$L_{1}$ Robustness of Computed Torque Method for Robot Manipulators

This paper revisits computed torque method for robot manipulators and aims at developing its new framework based on the $L_{1}$ robustness, in which the $L_{\infty}$ norm together with its induced norm is employed to characterize model uncertainties and a performance measure. More precisely, we consider the $L_{1}$ robust stability and performance for a given robot manipulator with a computed torque controller. We first show that the modelling errors in the computed torque method can be divided into an exogenous disturbance and a multiplicative model uncertainty, which are bounded in terms of the $L_{\infty}$ norm and its induced norm, respectively. It is next shown that the robot manipulator with the computed torque controller can be equivalently represented by an interconnection of a continuous-time linear time-invariant (LTI) nominal plant and a stabilizing controller together with the $L_{\infty}$ -induced norm bounded model uncertainty.
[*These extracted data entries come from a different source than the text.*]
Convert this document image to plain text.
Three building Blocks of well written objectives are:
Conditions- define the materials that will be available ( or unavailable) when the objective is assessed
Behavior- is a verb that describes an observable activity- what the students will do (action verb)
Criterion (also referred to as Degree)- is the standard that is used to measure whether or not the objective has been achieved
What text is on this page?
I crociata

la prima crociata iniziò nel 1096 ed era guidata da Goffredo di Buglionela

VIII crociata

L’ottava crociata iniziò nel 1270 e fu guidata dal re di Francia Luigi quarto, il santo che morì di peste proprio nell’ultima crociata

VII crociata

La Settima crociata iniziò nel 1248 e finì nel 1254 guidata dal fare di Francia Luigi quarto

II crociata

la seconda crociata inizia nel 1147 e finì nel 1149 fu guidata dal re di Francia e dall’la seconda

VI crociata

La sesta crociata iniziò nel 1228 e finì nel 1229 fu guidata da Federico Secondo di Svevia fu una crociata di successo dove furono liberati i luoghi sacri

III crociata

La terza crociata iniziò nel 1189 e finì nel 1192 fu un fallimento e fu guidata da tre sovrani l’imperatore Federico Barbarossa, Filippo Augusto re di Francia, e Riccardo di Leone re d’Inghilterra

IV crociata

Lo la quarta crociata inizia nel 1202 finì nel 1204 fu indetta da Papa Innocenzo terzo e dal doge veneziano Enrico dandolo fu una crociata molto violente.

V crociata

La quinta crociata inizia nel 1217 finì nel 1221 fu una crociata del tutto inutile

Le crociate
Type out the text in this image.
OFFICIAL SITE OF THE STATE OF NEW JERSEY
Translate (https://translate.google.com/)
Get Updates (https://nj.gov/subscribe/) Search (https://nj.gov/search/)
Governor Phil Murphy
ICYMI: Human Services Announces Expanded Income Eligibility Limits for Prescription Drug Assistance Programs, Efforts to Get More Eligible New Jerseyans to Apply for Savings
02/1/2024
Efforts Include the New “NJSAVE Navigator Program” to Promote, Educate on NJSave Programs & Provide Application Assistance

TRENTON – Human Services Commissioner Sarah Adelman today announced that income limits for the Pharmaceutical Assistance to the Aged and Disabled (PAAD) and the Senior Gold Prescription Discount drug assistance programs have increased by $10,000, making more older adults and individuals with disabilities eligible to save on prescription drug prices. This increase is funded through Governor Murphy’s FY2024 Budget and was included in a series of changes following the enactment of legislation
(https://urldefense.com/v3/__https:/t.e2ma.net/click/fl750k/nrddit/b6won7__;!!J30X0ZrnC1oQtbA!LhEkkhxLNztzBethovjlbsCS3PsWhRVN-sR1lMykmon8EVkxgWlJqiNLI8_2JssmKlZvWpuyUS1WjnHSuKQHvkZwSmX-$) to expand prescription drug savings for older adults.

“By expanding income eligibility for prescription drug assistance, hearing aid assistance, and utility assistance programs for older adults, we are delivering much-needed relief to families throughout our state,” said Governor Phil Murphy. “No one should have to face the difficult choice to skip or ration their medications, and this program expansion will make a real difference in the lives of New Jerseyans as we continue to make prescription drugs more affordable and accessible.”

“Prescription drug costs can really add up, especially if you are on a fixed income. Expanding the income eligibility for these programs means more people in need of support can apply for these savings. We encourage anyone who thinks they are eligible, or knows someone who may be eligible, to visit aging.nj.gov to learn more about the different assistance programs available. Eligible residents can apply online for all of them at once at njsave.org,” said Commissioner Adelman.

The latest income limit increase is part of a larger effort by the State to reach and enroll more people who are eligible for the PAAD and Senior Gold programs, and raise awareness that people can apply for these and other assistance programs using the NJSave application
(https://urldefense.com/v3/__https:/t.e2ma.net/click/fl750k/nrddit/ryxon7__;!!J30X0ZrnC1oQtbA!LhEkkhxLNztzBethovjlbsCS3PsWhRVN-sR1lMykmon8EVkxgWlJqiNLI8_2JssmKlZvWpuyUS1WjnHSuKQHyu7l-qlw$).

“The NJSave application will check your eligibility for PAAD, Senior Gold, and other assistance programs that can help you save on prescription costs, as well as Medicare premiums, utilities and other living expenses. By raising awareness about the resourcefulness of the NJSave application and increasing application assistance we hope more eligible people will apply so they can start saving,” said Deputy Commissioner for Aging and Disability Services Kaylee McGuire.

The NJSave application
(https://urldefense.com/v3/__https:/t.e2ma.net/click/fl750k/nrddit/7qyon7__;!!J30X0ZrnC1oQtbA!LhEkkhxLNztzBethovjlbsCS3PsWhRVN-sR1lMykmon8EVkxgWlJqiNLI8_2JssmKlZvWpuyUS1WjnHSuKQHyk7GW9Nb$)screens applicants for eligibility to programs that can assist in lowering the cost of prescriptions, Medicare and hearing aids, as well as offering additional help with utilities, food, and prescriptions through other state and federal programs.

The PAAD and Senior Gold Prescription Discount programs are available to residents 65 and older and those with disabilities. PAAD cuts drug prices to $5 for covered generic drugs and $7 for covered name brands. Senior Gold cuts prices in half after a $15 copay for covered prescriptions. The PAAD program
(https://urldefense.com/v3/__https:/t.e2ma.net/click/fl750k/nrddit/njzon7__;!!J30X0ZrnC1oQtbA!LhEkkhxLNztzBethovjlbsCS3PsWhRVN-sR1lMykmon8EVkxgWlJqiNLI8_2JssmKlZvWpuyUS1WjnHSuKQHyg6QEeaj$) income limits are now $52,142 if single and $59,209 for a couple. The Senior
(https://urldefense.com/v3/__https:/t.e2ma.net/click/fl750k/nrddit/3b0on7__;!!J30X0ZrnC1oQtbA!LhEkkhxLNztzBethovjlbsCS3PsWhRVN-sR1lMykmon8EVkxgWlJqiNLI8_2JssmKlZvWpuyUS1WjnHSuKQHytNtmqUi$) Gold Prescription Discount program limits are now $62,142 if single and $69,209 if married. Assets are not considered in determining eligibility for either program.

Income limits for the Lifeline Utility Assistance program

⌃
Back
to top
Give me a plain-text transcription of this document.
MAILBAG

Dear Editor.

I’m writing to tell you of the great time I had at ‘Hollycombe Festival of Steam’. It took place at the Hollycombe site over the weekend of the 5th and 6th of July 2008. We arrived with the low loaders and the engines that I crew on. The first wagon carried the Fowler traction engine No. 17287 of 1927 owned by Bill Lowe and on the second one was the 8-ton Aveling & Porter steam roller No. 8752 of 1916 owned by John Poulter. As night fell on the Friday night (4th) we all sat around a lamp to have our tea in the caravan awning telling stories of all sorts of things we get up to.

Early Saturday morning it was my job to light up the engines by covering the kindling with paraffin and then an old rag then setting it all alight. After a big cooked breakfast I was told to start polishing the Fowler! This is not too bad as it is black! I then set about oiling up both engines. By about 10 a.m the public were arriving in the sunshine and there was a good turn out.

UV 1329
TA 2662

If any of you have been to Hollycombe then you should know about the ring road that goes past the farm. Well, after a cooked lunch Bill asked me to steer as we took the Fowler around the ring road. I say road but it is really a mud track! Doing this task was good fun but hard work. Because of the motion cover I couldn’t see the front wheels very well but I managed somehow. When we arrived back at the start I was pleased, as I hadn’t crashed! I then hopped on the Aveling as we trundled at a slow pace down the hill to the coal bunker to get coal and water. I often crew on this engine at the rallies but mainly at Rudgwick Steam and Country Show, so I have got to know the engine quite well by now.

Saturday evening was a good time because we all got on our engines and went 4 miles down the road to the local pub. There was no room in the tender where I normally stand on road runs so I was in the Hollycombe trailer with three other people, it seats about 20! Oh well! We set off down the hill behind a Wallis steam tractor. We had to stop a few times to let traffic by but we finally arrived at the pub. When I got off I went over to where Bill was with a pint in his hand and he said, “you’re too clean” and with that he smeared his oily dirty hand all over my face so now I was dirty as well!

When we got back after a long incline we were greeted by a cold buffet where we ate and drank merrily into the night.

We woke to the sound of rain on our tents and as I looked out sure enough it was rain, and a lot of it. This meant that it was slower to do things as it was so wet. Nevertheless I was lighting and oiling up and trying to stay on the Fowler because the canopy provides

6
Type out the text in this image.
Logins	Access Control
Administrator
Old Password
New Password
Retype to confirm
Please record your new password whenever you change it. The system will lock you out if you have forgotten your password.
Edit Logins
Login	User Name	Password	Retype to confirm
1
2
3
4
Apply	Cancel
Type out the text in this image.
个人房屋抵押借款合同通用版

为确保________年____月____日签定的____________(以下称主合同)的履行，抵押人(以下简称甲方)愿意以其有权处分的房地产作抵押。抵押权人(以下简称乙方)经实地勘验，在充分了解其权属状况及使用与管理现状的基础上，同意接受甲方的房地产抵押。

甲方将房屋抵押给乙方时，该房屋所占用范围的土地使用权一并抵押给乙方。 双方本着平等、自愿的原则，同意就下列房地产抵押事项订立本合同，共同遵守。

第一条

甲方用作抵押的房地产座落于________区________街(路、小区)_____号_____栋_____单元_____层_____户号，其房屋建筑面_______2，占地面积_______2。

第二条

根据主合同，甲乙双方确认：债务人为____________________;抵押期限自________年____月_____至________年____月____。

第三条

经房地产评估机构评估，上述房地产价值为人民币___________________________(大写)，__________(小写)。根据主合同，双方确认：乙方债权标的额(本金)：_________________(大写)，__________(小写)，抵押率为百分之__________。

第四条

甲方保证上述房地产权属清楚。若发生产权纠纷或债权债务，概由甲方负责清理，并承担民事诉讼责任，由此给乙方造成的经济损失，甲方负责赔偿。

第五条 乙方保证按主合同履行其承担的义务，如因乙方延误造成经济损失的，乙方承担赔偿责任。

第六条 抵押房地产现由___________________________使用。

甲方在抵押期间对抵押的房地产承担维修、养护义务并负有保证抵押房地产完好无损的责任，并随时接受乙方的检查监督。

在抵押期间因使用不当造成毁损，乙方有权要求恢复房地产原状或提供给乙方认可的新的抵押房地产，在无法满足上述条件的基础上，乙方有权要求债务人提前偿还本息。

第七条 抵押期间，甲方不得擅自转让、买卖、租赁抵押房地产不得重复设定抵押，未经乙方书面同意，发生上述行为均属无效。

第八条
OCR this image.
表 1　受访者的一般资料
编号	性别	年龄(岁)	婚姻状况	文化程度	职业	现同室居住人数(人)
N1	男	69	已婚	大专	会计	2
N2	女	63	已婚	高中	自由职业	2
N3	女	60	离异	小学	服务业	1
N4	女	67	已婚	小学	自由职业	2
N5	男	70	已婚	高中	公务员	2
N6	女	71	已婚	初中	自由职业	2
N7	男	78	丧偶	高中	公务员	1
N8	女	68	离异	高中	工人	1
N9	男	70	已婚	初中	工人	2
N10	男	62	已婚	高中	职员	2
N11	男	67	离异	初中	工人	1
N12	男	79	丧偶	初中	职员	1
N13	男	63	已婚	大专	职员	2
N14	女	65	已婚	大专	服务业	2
Based on the interconnected representation, the $L_{1}$ robust stability condition and an upper bound of the $L_{1}$ performance against the exogenous disturbance with respect to all model uncertainties in a class of a bounded $L_{\infty}$ -induced norm are dealt with by using the small-gain theorem. Finally, the effectiveness of the theoretical results is demonstrated through some experiment results.